Improving the Security of NIS

The Network Information Service (NIS) is a distributed database system that simplifies the task of system administration by storing account and configuration files on a single system. NIS is capable of storing a master password file so that users can use the same password for all accounts through out the network. Section 9.2.9 presented a list of known security problems with NIS. The following is a list of remedies for security problems associated with NIS.

• The /etc/hosts.equiv file should not consist a single line containing a `+' because trusted access should never be granted to all hosts on the network. If the /etc/hosts.equiv file is used, it should contain entries for specific host names. Specific user names may also be specified.

• Netgroups, which group various users and hosts together, can be defined in the file /etc/netgroup and maintained as an NIS map. Using netgroups can simplify the task of granting or denying access to users. Netgroups can also be used in the password file.

• When NIS password or group file information is to be accessed, a line of the format `+:' should be used to indicate NIS server access. The format `+::0:0:::' should not be used because if the leading `+' is accidentally deleted, unintended access can be granted.

• NIS map files should be writeable only to the super-user.

• The program ypbind should not be started with options that allow ypbind to listen to locally-issued ypset commands. This prevents an cracker from using ypset to obtain information from an unauthorized NIS server. It also prevents a cracker from obtaining unauthorized copies of databases by guessing the name of a NIS domain, binding to the NIS server using the ypset command, and requesting a database.

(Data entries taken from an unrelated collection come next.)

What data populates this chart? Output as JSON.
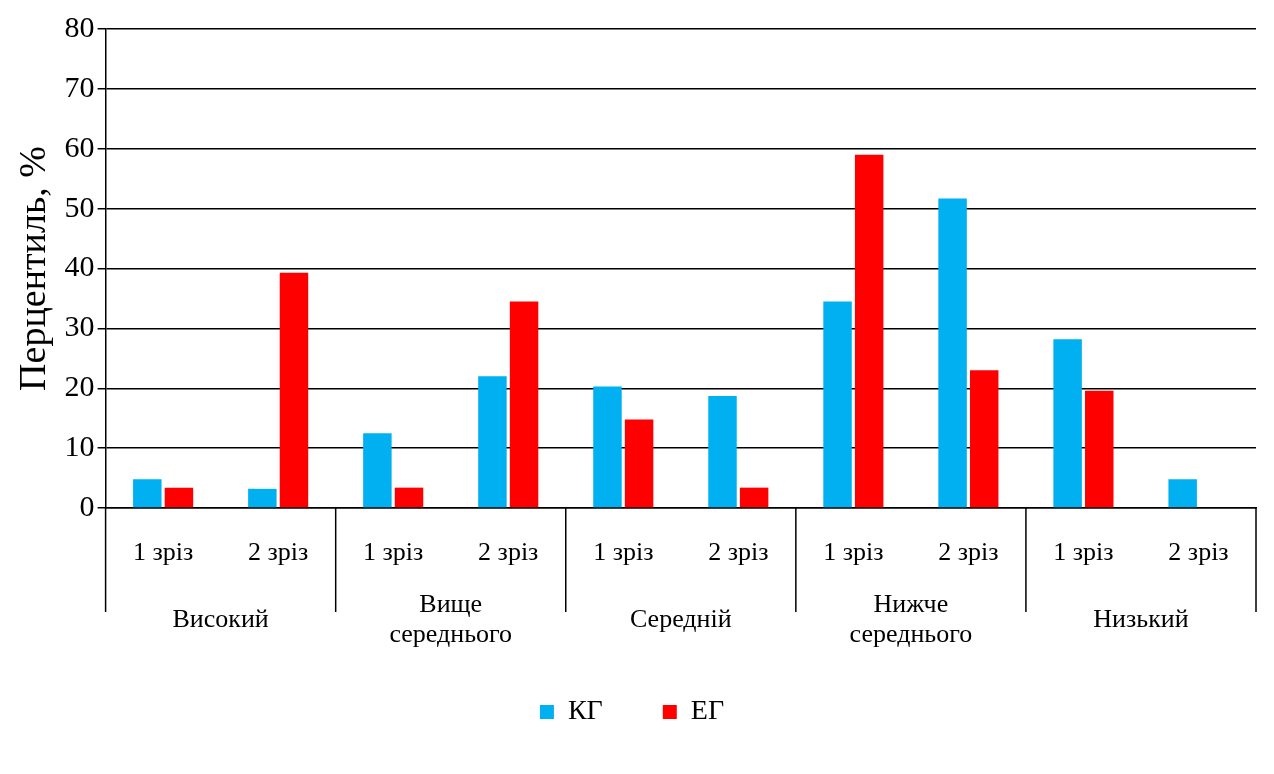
{
  "chart_data": {
    "type": "bar",
    "ylabel": "Перцентиль, %",
    "categories": [
      "1 зріз",
      "2 зріз",
      "1 зріз",
      "2 зріз",
      "1 зріз",
      "2 зріз",
      "1 зріз",
      "2 зріз",
      "1 зріз",
      "2 зріз"
    ],
    "series": [
      {
        "name": "КГ",
        "color": "#00b0f0",
        "values": [
          4.8,
          3.2,
          12.5,
          22,
          20.3,
          18.7,
          34.5,
          51.7,
          28.2,
          4.8
        ]
      },
      {
        "name": "ЕГ",
        "color": "#ff0000",
        "values": [
          3.4,
          39.3,
          3.4,
          34.5,
          14.8,
          3.4,
          59,
          23,
          19.6,
          null
        ]
      }
    ],
    "annotations": [
      "Високий",
      "Вище середнього",
      "Середній",
      "Нижче середнього",
      "Низький"
    ],
    "ylim": [
      0,
      80
    ],
    "yticks": [
      0,
      10,
      20,
      30,
      40,
      50,
      60,
      70,
      80
    ],
    "grid": "y",
    "legend": "bottom"
  }
}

• Password aging can be used to force users to change their passwords periodically. Although password aging cannot be centralized using NIS, password aging can be individually implemented on each system a user can log in to.

• Do not run NIS on a secure gateway (see sec. 10.3).

• To prevent unintended disclosure of information contained in the NIS databases, the ypserv program can be modified to only respond to requests from authorized NIS clients. This modification requires access to NIS source code.

• Patches for bugs in ypserv, ypxfrd, and portmap utilities are available from Sun Microsystems.

• A site can migrate from using NIS to NIS+. Security is an integral part of NIS+. When properly configured, NIS+ prevents unauthorized sources from reading, changing, or destroying naming service information [JS92].